Sir: Britain is facing a crisis - this much we know. Original estimates that suggested 50% of the population would be obese by 2050 now seem optimistic. Meanwhile, thousands of children are still going to school too hungry to learn.

Parents who once believed they were doing the right thing by offering their child orange juice instead of a fizzy drink are now being told this decision could be tantamount to putting them in an early grave.

Of course, we face many stark realities, some of which are hard to grasp. While some campaigners urge us to rid our cupboards of sugar (‘WHO fuels sugar confusion with call for a 50% daily cut,’ The Grocer, 8 March, p5), many parents are facing a choice of whether to feed their child or give them a hot bath.

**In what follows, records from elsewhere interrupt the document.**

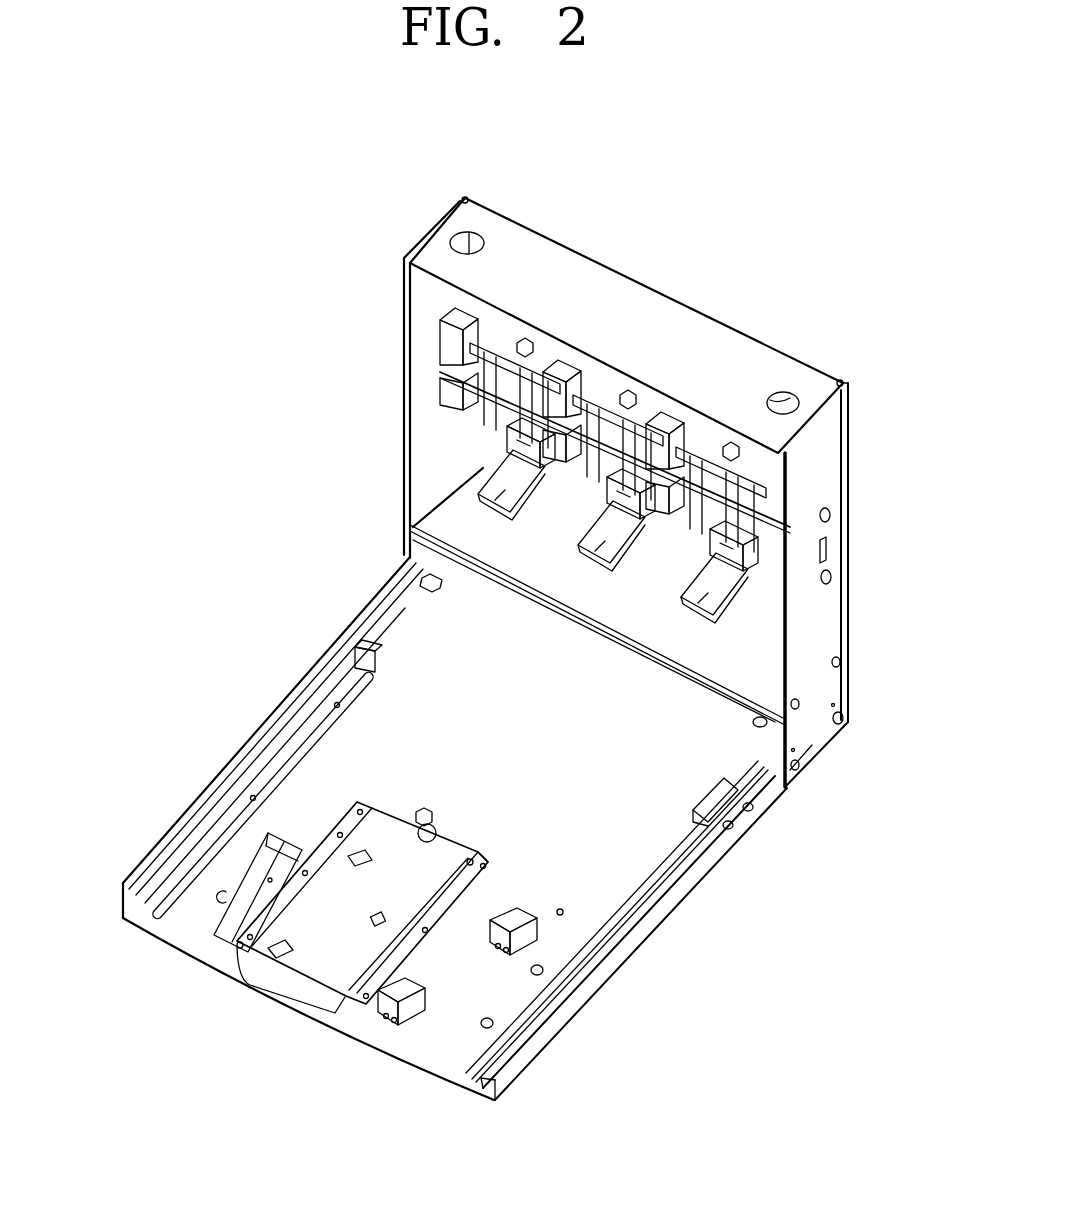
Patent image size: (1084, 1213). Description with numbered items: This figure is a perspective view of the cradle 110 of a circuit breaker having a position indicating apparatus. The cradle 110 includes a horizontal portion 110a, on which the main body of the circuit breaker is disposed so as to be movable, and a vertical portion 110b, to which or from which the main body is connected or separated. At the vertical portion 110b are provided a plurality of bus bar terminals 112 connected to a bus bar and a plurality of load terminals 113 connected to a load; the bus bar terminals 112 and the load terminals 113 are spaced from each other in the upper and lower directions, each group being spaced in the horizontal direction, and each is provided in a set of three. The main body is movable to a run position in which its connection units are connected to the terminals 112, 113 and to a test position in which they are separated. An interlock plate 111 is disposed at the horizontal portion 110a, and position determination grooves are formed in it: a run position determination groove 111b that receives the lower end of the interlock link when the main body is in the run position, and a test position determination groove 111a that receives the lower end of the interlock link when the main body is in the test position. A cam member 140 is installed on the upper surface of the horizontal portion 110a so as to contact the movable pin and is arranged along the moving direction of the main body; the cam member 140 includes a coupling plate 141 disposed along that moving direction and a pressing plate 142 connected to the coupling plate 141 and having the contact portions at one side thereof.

The cradle 110 is at (298, 388).
The horizontal portion 110a is at (637, 930).
The vertical portion 110b is at (830, 605).
The interlock plate 111 is at (320, 970).
The test position determination groove 111a is at (277, 948).
The run position determination groove 111b is at (360, 862).
The bus bar terminal 112 is at (505, 375).
The load terminal 113 is at (727, 573).
The cam member 140 is at (243, 867).
The coupling plate 141 is at (232, 957).
The pressing plate 142 is at (222, 915).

We must reach out to families in a way that will encourage meaningful changes, rather than drive a wedge between the ‘worried well’ and those who require real support. Scare tactics and outrageous headlines seen throughout this debate help no-one apart from those using it as a platform for their own agenda.

I am the last person to defend sugar, but actually it is just one of a plethora of issues that need serious consideration in our lifestyles. Others of vital importance are saturated fat, salt, vitamins, the volume of food and alcohol we consume, the amount of exercise we do or do not do, the cost and access to food, education and communal eating occasions.

If certain media really wanted to keep true to their simplistic analyses of recent weeks, logic would have caused them to add to their infantile list of ‘bad’ foods the most natural foodstuff, one virtually every person has consumed: our mother’s breast milk - which contains two teaspoons of ‘sugar’ per 100ml bottle.

Lowest common denominator headlines cause great damage and respectable media have let themselves down by simplifying this serious national issue to a single, too simple, witch hunt of one foodstuff.